Ils sont plus de 300 à s'être succédé à la barre depuis un mois et demi. Des pères, des mères, des frères des sœurs, des maris, des femmes, et bien sûr des victimes directes. Alain, père de famille, est l'un des derniers proches des victimes des attentats de Paris à être venu témoigner au procès. Des témoignages tous plus émouvants les uns que les autres.
Parmi les témoignages qui m'ont le plus marquée, ce sont ceux des enfants, car il y en avait au Bataclan. Je pense à cet enfant de 5 ans, caché sous un corps sans vie. Sa mère et sa grand-mère sont mortes ce soir-là. C'est un policier de la Bac qui a fini par voir les petites jambes qui s'agitent dans la fosse, une petite tête avec un casque antibruit sur les oreilles. Le policier l'a pris dans les bras, il lui a mis son blouson sur la tête pour ne pas qu'il voit l'horreur autour de lui et le petit garçon lui a dit : "Vous êtes gentil monsieur, vous êtes gentil".

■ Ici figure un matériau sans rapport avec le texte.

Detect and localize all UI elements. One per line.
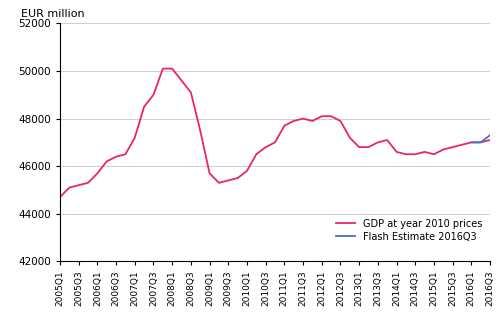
GDP at year 2010 prices [234, 176, 240, 180]
GDP at year 2010 prices [244, 169, 250, 173]
GDP at year 2010 prices [272, 140, 278, 144]
GDP at year 2010 prices [290, 119, 296, 123]
GDP at year 2010 prices [160, 67, 166, 71]
GDP at year 2010 prices [216, 181, 222, 185]
GDP at year 2010 prices [440, 147, 446, 151]
Flash Estimate 2016Q3 [468, 140, 474, 144]
GDP at year 2010 prices [431, 152, 437, 156]
GDP at year 2010 prices [422, 150, 428, 154]
GDP at year 2010 prices [76, 183, 82, 187]
GDP at year 2010 prices [104, 159, 110, 163]
GDP at year 2010 prices [318, 114, 324, 118]
GDP at year 2010 prices [132, 136, 138, 140]
GDP at year 2010 prices [206, 171, 212, 175]
GDP at year 2010 prices [57, 195, 63, 199]
GDP at year 2010 prices [478, 140, 484, 144]
GDP at year 2010 prices [254, 152, 260, 156]
GDP at year 2010 prices [450, 145, 456, 149]
GDP at year 2010 prices [338, 119, 344, 123]
GDP at year 2010 prices [226, 179, 232, 183]
GDP at year 2010 prices [113, 155, 119, 159]
GDP at year 2010 prices [468, 140, 474, 144]
GDP at year 2010 prices [347, 136, 353, 140]
GDP at year 2010 prices [94, 171, 100, 175]
Line: GDP at year 2010 prices: GDP at year 2010 prices [60, 69, 490, 197]
GDP at year 2010 prices [403, 152, 409, 156]
GDP at year 2010 prices [169, 67, 175, 71]
GDP at year 2010 prices [328, 114, 334, 118]
GDP at year 2010 prices [310, 119, 316, 123]
GDP at year 2010 prices [384, 138, 390, 142]
GDP at year 2010 prices [188, 90, 194, 94]
GDP at year 2010 prices [150, 93, 156, 97]
Flash Estimate 2016Q3 [478, 140, 484, 144]
GDP at year 2010 prices [412, 152, 418, 156]
GDP at year 2010 prices [85, 181, 91, 185]
GDP at year 2010 prices [66, 186, 72, 190]
Text: EUR million: EUR million [22, 9, 85, 19]
GDP at year 2010 prices [282, 124, 288, 128]
GDP at year 2010 prices [141, 105, 147, 109]
GDP at year 2010 prices [122, 152, 128, 156]
GDP at year 2010 prices [459, 143, 465, 147]
Flash Estimate 2016Q3 [487, 133, 493, 137]
GDP at year 2010 prices [178, 78, 184, 82]
Line: Flash Estimate 2016Q3: Flash Estimate 2016Q3 [472, 135, 490, 142]
GDP at year 2010 prices [487, 138, 493, 142]
GDP at year 2010 prices [366, 145, 372, 149]
GDP at year 2010 prices [394, 150, 400, 154]
Legend: GDP at year 2010 prices, Flash Estimate 2016Q3: GDP at year 2010 prices, Flash Estimate … [332, 216, 485, 245]
GDP at year 2010 prices [262, 145, 268, 149]
GDP at year 2010 prices [375, 140, 381, 144]
GDP at year 2010 prices [197, 129, 203, 133]
GDP at year 2010 prices [300, 117, 306, 121]
GDP at year 2010 prices [356, 145, 362, 149]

Je pense aussi à tous les parents qui sont venus raconter comment ils ont dû trouver les mots. Ce petit garçon à qui on a dit que son papa était parti dans une fusée sur une étoile. Il a tout de suite compris que son père était mort, mais à chaque fois que le ciel devenait noir, il avait peur que son papa se fasse mal en tombant du ciel, de très haut.
Personne n'a jamais vécu un tel drame, et Dieu sait que les assises, c'est toujours une sacrée plongée dans les abîmes. Il faut imaginer que chaque témoignage est d'une puissance... Tous les rescapés ont l'air de revenir de l'enfer. Chaque jour jusqu'à tard le soir, nos carnets se remplissent de mots de mort, de râles d'agonie, de souffrances infinies. Il y a cette culpabilité du survivant qui hante aussi tout le monde. La culpabilité de ne pas avoir pu aider celui qui tendait la main, la culpabilité d'avoir laissé quelqu'un derrière soi.
Bref, ce mois, on l'a un peu traversé en apnée. Et je crois que cela vaut aussi pour tous ceux qui sont assis dans cette cour d'assises. On a vu des avocats de la défense essuyer une larme... Et puis on les oublie souvent, mais il faut penser aux interprètes qui passent toute la journée à traduire ces récits aux accusés.
Ce procès est-il vraiment utile ? La question peut choquer, mais on se l'est posée nous aussi journalistes, au tout début de ce procès. La Cour d'assises est quand même là pour une chose : juger les 14 accusés. Alors est-ce que c'est vraiment la place des parties civiles de raconter encore et encore ? Mais je dois dire que ce mois de témoignages a tout changé. C'est une chose de lire un dossier judiciaire, ça en est une autre d'entendre la terreur seconde par seconde. Il y autant de 13 novembre que de victimes.
Et je crois que c'est justement cette masse de récits qui fait qu'on commence à toucher du doigt l'horreur des faits. Puis, on pourrait croire qu'on sait tout 6 ans après. Mais en réalité, ce procès permet de reconstruire le puzzle. Des rescapés qui cherchent l'inconnu qui les a aidés, d'autres qui ont besoin de savoir si leur compagnon d'infortune a survécu, où était mon mari ? A-t-il souffert ? Il y a des appels à témoin tous les jours.
Les accusés, eux, réagissent très peu. Il faut dire que ce n'était pas leur moment. Ils ne sont pas censés prendre la parole avant mardi et c'est là que le procès en tant que tel va commencer. La Cour va examiner les personnalités des accusés, leur parcours de vie... Les interrogatoires, eux, ne sont pas attendus avant l'an prochain, en janvier. C'est vous dire à quel point nous sommes partis dans un marathon.
Pour l'instant, la plupart des accusés se taisent donc. Salah Abdeslam, lui, fait quelques saillies sur la religion de temps à autre. Mais ce qui est sûr, c'est qu'il n'a pas l'air d'être bouleversé par ce qui se joue depuis un mois. Son voisin dans le box, Mohamed Abrini, lui, a eu le don d'agacer la salle. Il s'est plaint de ne pas pouvoir parler avec Abdeslam pendant les suspensions d'audience : "Ça fait six ans que j’ai pas vu mon pote". "Ca fait 6 ans que je ne vois plus mon mari", lui a rétorqué une jeune veuve, "et je ne le verrai plus jamais".